Offensive lineman Isaiah Langston of Rolesville, N.C., died Sunday. He had collapsed during pre-game warmups Friday. An official cause of death has not been announced, but his brother, Aijalon, told a North Carolina television station his brother’s death was related to a blood clot in the brain. School officials have declined to comment citing a request from the family.

Funerals for Harris and Langston are scheduled for Saturday. Funeral arrangements for Cutinella have not been set.

According to the annual Catastrophic Sports Injury Research study, more high school athletes die from football-related injuries than from any other sport. Part of that is a function of participation and the time of year. Most football-related deaths come in preseason workouts, often the result of heat-related illnesses or pre-existing heart abnormalities.

It’s not easy to detect heart abnormalities, even with sophisticated equipment such as an EKG, but many physicals are so cursory, heart conditions are often missed.
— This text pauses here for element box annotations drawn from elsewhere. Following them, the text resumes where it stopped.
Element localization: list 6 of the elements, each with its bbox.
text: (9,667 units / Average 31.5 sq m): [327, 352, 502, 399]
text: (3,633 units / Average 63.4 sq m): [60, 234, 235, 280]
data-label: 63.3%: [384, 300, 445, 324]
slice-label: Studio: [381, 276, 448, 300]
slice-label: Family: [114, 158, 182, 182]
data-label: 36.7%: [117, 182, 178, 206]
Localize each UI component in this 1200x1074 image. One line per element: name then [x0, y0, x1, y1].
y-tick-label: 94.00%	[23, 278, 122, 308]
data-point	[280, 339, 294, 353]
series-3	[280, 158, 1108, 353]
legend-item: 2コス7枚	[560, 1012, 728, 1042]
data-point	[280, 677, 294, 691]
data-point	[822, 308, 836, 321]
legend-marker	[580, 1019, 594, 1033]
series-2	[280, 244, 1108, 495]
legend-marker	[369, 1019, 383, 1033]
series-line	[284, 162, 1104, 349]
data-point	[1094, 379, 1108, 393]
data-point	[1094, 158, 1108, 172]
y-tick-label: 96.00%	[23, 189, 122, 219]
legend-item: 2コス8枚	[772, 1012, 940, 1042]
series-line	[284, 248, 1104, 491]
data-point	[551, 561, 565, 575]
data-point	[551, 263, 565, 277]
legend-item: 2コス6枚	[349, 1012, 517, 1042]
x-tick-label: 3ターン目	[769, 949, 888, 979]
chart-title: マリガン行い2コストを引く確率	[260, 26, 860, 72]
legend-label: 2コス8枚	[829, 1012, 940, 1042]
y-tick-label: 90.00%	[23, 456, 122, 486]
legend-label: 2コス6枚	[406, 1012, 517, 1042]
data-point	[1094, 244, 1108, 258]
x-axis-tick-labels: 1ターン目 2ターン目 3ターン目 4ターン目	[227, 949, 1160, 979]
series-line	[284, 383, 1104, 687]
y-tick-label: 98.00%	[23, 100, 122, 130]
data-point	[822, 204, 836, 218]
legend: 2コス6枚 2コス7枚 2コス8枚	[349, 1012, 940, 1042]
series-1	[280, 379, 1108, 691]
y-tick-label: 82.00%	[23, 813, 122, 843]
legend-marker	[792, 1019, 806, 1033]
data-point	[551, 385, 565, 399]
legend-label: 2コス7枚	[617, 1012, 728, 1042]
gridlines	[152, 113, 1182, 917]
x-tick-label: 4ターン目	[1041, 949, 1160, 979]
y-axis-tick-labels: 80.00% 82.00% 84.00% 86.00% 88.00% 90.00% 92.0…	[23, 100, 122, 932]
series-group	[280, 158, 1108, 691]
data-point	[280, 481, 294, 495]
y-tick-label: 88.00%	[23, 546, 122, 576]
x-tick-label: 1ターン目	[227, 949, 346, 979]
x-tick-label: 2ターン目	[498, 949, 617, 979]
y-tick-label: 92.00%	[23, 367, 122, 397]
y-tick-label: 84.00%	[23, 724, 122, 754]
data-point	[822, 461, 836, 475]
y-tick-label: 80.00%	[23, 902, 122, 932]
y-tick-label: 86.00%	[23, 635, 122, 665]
Heat-related illness is avoidable, experts say, through preventative steps.

It is head injuries, though, that remain in the spotlight.

All the talk about concussions in recent years might have led to the sharp decline in the number of players in youth football, but last year, the numbers of high school football players were up for the first time in five years.

According to the National Federation of State High School Associations, 1,123,852 athletes competed in high school football during the 2013 season. That puts football ahead of basketball with 974,398 participants, counting boys and girls.

For comparison, three high school basketball players died after collapsing on the court last year and all of those deaths were related to pre-existing heart conditions.

“When we look at football overall, it does have the highest rate of injury and the highest rate of concussions,” said Dawn Comstock, an associate professor at the University of Colorado’s Colorado School of Public Health. She has been helping track sports injuries for the past decade through the National High School Sports-Related Injury Surveillance Study. “The good news is since we have been monitoring football, the overall injury rates have decreased and last year, for the first year, there was a slight downward trend in concussions.”

Comstock said the reduced incident of concussions can be attributed to greater education about and awareness, more stringent rules and better helmets and helmet use. But the heart of many football injuries is tackling and one way to curb injuries, both minor and catastrophic, would be to have fewer full-contact drills.

“If you really wanted to prevent the vast majority of injuries in football, you could do that if you took away tackling, but then it wouldn’t be football anymore,” Comstock said. “We have to understand the culture of football includes tackling. Understanding and respecting that, how can we reduce injuries? Half of the concussions happen in practice, so if you reduce contact in practice, you cut down significantly down on the risk. I do think we are seeing progress, but these recent deaths are a tragic reminder we need to keep working toward that goal.”